Assume we have (target) random variables $Y_1$ and $Y_2$ are conditionally independent on $X_1,\ldots,X_n$. Then:
$$p(Y_1,Y_2, X_1,\ldots,X_n) = p(Y_1| X_1,\ldots,X_n) \cdot p(Y_2| X_1,\ldots,X_n)\cdot p(X_1,\ldots,X_n) $$
I am trying to derive a similar result for the case when target variables are conditioned on different variables, i.e. we know $p(Y_1| X_1,\ldots,X_n)$ and $p(Y_2| X_1 ',\ldots,X_m ')$ and would like to write:
$$p(Y_1,Y_2, X_1,\ldots,X_n) = p(Y_1| X_1,\ldots,X_n) \cdot p(Y_2| X_1',\ldots,X_m')\cdot p(X_1,\ldots,X_n,X_1',\ldots,X_m') $$
I think these assumptions make it work. can we simplify them more?
$Y_1$ and $Y_2$ conditionally independent on $ X_1,\ldots,X_n,X_1',\ldots,X_m'$;
$Y_1$ and $X_1',\ldots,X_m'$ conditionally independent on $X_1,\ldots, X_n$ and
$Y_2$ and $X_1,\ldots,X_n$ conditionally independent on $X_1',\ldots, X_m'$
As a side question, would it even make sense to say that $Y_1| X_1,\ldots,X_n$ and $Y_2| X_1',\ldots,X_m'$ are independent, or is it necessary to condition on the same r.v?
Your first definition of the conditional independence of $Y_1$ and $Y_2$ given $X_1, ..., X_n$ is wrong. It should be:
$p(Y_1, Y_2 | X_1, ..., X_n) = p(Y_1, |X_1, ..., X_n) . p(Y_2, |X_1, ..., X_n) $.

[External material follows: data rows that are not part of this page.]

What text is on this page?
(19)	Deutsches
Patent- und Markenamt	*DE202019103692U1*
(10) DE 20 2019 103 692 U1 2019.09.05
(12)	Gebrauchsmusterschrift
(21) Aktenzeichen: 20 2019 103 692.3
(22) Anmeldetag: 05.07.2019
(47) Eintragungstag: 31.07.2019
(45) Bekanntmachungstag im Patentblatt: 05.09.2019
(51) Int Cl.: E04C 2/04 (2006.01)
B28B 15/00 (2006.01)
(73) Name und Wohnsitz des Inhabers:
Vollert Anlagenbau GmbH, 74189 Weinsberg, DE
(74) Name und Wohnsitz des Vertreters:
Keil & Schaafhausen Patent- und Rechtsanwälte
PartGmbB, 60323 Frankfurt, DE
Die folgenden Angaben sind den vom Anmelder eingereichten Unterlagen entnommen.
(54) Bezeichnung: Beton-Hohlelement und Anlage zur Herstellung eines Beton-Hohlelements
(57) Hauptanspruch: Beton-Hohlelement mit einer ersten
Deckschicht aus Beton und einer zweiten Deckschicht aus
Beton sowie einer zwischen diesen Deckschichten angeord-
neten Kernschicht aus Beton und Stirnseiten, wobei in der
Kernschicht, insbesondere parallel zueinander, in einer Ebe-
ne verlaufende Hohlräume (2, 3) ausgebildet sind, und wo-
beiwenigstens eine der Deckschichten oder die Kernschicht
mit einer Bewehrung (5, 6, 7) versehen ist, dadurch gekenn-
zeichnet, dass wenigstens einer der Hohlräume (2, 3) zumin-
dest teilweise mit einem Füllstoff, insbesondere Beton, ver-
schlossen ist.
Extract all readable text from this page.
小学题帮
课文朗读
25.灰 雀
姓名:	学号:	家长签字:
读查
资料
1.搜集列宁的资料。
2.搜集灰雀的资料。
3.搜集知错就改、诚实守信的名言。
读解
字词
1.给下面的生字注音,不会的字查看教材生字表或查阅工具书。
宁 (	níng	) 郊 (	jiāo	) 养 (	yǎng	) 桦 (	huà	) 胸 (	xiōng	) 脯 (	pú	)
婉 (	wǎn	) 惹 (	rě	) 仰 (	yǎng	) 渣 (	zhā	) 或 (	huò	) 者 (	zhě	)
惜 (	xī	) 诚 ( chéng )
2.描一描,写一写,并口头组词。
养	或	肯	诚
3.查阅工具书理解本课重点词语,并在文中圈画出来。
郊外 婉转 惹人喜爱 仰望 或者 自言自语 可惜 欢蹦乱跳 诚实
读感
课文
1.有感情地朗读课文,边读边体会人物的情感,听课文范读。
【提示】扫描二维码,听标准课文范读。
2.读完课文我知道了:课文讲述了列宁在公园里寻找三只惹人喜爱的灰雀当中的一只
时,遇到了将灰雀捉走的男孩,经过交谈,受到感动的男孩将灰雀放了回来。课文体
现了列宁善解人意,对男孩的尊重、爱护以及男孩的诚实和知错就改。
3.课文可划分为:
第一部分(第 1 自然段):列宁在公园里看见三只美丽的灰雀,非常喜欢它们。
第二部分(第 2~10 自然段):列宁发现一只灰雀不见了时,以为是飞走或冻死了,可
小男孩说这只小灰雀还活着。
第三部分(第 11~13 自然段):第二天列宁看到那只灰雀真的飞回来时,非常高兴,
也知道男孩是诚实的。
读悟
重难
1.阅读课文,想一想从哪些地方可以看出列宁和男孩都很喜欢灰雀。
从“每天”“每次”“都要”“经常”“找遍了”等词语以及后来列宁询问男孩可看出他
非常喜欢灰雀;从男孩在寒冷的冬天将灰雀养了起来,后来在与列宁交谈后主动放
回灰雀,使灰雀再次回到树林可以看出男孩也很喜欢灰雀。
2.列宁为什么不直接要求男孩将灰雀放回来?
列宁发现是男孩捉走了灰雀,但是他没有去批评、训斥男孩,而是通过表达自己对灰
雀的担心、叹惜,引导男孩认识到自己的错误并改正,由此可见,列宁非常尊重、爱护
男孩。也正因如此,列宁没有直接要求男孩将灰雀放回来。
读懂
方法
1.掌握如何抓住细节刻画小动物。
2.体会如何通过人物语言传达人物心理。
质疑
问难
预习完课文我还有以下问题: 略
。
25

Conditioning on an event is equivalent to a new universe where that event is known to have occurred. Therefore, if you condition on two different events (or different sets of rvs in your case), you are necessarily operating in different universes. So I don't think it makes sense to relate "$Y_1|X_1, ..., X_n$" and "$Y_2 | X_1', ..., X_n'$".